As a CEO who has worked closely with PE backers and has sold previous companies to PE, a looming question for George was whether Syncro’s investors were close to an exit. That could be a good reason to bring in a CEO like George. Mainsail made their investment in Syncro four years ago, in August 2020, and that’s within the three-to-five-year timeframe when a company is likely to be recapitalized.
“That’s not where (Mainsail) is at with Syncro,” George told ChannelE2E. “In fact, if anything, I would put us on the acquiring versus the acquired side of the equation right now. We’re looking more to invest. We’re investing heavily in engineering this year and have already ramped up that team. We’ve spun up some teams that are very specific, again, some of the folks that I’ve had the privilege to work with in my past. I continue to build teams focused on automation.”
Who will Syncro acquire? “We’re not going to be opportunistic and just buy things for technology or market arbitrage. We will do things that will accelerate our product roadmap.”
Syncro will be acquisitive in 2024. George says it is very financially healthy, and so could fund deals from its own balance sheet or, if need be, go back to Mainsail for deals that make sense.
Syncro Pricing
MSPs have appreciated Syncro’s pricing transparency and simplicity over the years, and that’s something that has set the company apart from the big MSP platform companies, too. ConnectWise, Kaseya, and N-able have all raised prices, and last year’s increases were particularly high and drew a lot of complaints and some migrations to Syncro from competitors.

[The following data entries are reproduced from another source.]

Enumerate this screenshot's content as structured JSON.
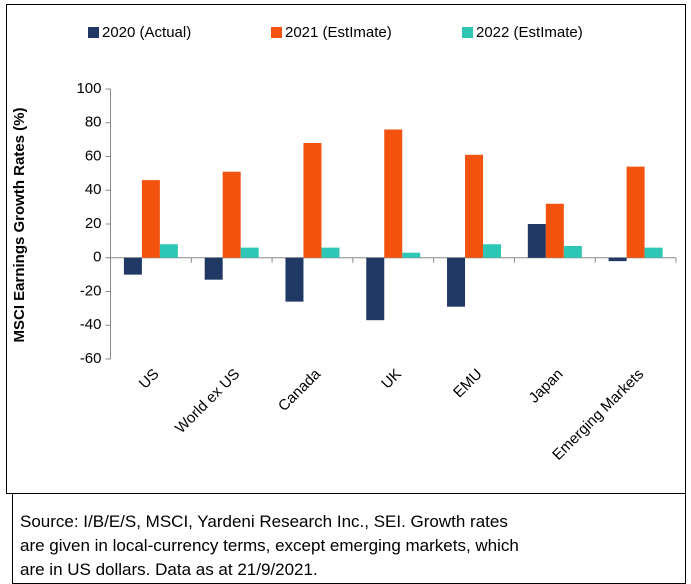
{
  "chart_data": {
    "type": "bar",
    "y_label": "MSCI Earnings Growth Rates (%)",
    "categories": [
      "US",
      "World ex US",
      "Canada",
      "UK",
      "EMU",
      "Japan",
      "Emerging Markets"
    ],
    "series": [
      {
        "name": "2020 (Actual)",
        "color": "#1f3864",
        "values": [
          -10,
          -13,
          -26,
          -37,
          -29,
          20,
          -2
        ]
      },
      {
        "name": "2021 (EstImate)",
        "color": "#f4520f",
        "values": [
          46,
          51,
          68,
          76,
          61,
          32,
          54
        ]
      },
      {
        "name": "2022 (EstImate)",
        "color": "#2ec7b5",
        "values": [
          8,
          6,
          6,
          3,
          8,
          7,
          6
        ]
      }
    ],
    "ylim": [
      -60,
      100
    ],
    "yticks": [
      -60,
      -40,
      -20,
      0,
      20,
      40,
      60,
      80,
      100
    ],
    "grid": false,
    "legend": "top",
    "source": [
      "Source: I/B/E/S, MSCI, Yardeni Research Inc., SEI. Growth rates",
      "are given in local-currency terms, except emerging markets, which",
      "are in US dollars. Data as at 21/9/2021."
    ]
  }
}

George would not rule out price increases for Syncro. But he did say that price increases must come with increases in value provided to MSPs.
“People only complain about pricing increases when they don’t get commensurate value out of it,” he said. “When Continuum was operating independently, we had a few price increases across the years. Nobody jumps up and down and says thank you. But we also didn’t have people complain about it, either, because we were constantly producing more and better value to our partners.”
Pricing, Costs and Revenue for MSPs, a Simple Ratio
George said the biggest cost and revenue drivers in the MSP industry come down to two things: Cost per technician and the cost of your platform. The cost-per-technician is the higher cost, and number two, the cost of your platform, should be a distant second, he said.
A key factor in getting that ratio to be favorable is adding innovation and automation. That’s what George said he plans to do with Syncro. We can't wait to see what happens.